Centre for Endocrinology and Diabetes, Institute of Human Development, University of Manchester, Manchester, UK.
Peripheral Neuropathy Unit, Imperial College London, Hammersmith Hospital, London, UK.
Diabetes Metab Res Rev. 2018 Oct;34(7):e3044. doi: 10.1002/dmrr.3044. Epub 2018 Aug 9.
Low foot ulcer risk in South Asian, compared with European, people with type 2 diabetes in the UK has been attributed to their lower levels of neuropathy. We have undertaken a detailed study of corneal nerve morphology and neuropathy risk factors, to establish the basis of preserved small nerve fibre function in South Asians versus Europeans.
In a cross-sectional, population-based study, age- and sex-matched South Asians (n = 77) and Europeans (n = 78) with type 2 diabetes underwent neuropathy assessment using corneal confocal microscopy, symptoms, signs, quantitative sensory testing, electrophysiology and autonomic function testing. Multivariable linear regression analyses determined factors accounting for ethnic differences in small fibre damage.
Corneal nerve fibre length (22.0 ± 7.9 vs. 19.3 ± 6.3 mm/mm ; P = 0.037), corneal nerve branch density (geometric mean (range): 60.0 (4.7-246.2) vs. 46.0 (3.1-129.2) no./mm ; P = 0.021) and heart rate variability (geometric mean (range): 7.9 (1.4-27.7) vs. 6.5 (1.5-22.0); P = 0.044), were significantly higher in South Asians vs. Europeans. All other neuropathy measures did not differ, except for better sural nerve amplitude in South Asians (geometric mean (range): 10.0 (1.3-43.0) vs. 7.2 (1.0-30.0); P = 0.006). Variables with the greatest impact on attenuating the P value for age- and HbA -adjusted ethnic difference in corneal nerve fibre length (P = 0.032) were pack-years smoked (P = 0.13), BMI (P = 0.062) and triglyceride levels (P = 0.062).
South Asians have better preserved small nerve fibre integrity than equivalent Europeans; furthermore, classic, modifiable risk factors for coronary heart disease are the main contributors to these ethnic differences. We suggest that improved autonomic neurogenic control of cutaneous blood flow in Asians may contribute to their protection against foot ulcers.

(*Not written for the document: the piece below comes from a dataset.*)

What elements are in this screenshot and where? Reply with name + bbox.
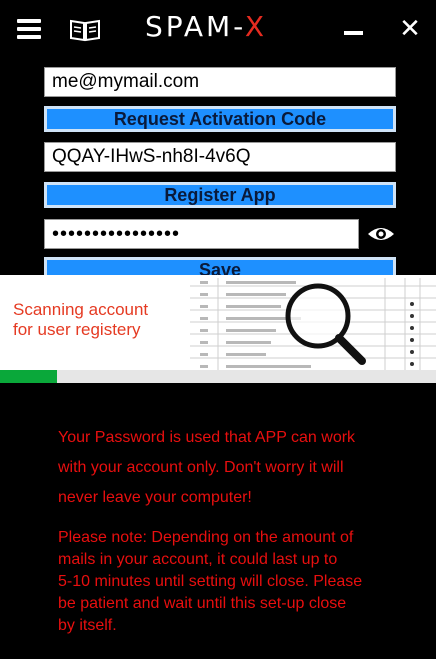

与欧洲 2 型糖尿病患者相比,南亚 2 型糖尿病患者的足部溃疡风险较低,这归因于他们较低水平的神经病变。我们对角膜神经形态和神经病变危险因素进行了详细研究,以确定南亚人保留小纤维功能的基础与欧洲人不同。
在一项横断面、基于人群的研究中,年龄和性别匹配的南亚人(n=77)和欧洲人(n=78)2 型糖尿病患者接受了角膜共焦显微镜检查、症状、体征、定量感觉测试、电生理学和自主功能测试的神经病变评估。多元线性回归分析确定了导致小纤维损伤种族差异的因素。
角膜神经纤维长度(22.0±7.9 与 19.3±6.3mm/mm;P=0.037)、角膜神经分支密度(几何平均值(范围):60.0(4.7-246.2)与 46.0(3.1-129.2)/mm;P=0.021)和心率变异性(几何平均值(范围):7.9(1.4-27.7)与 6.5(1.5-22.0);P=0.044)在南亚人中显著高于欧洲人。除了南亚人的腓肠神经振幅更好(几何平均值(范围):10.0(1.3-43.0)与 7.2(1.0-30.0);P=0.006)外,所有其他神经病变测量值均无差异。
变量对年龄和糖化血红蛋白调整后角膜神经纤维长度种族差异的 P 值有最大影响(P=0.032)是吸烟包年数(P=0.13)、BMI(P=0.062)和甘油三酯水平(P=0.062)。
南亚人的小纤维完整性比欧洲人更好;此外,冠心病的经典、可改变的危险因素是造成这些种族差异的主要原因。我们认为,亚洲人皮肤血流的自主神经源性控制改善可能有助于保护他们免受足部溃疡的侵害。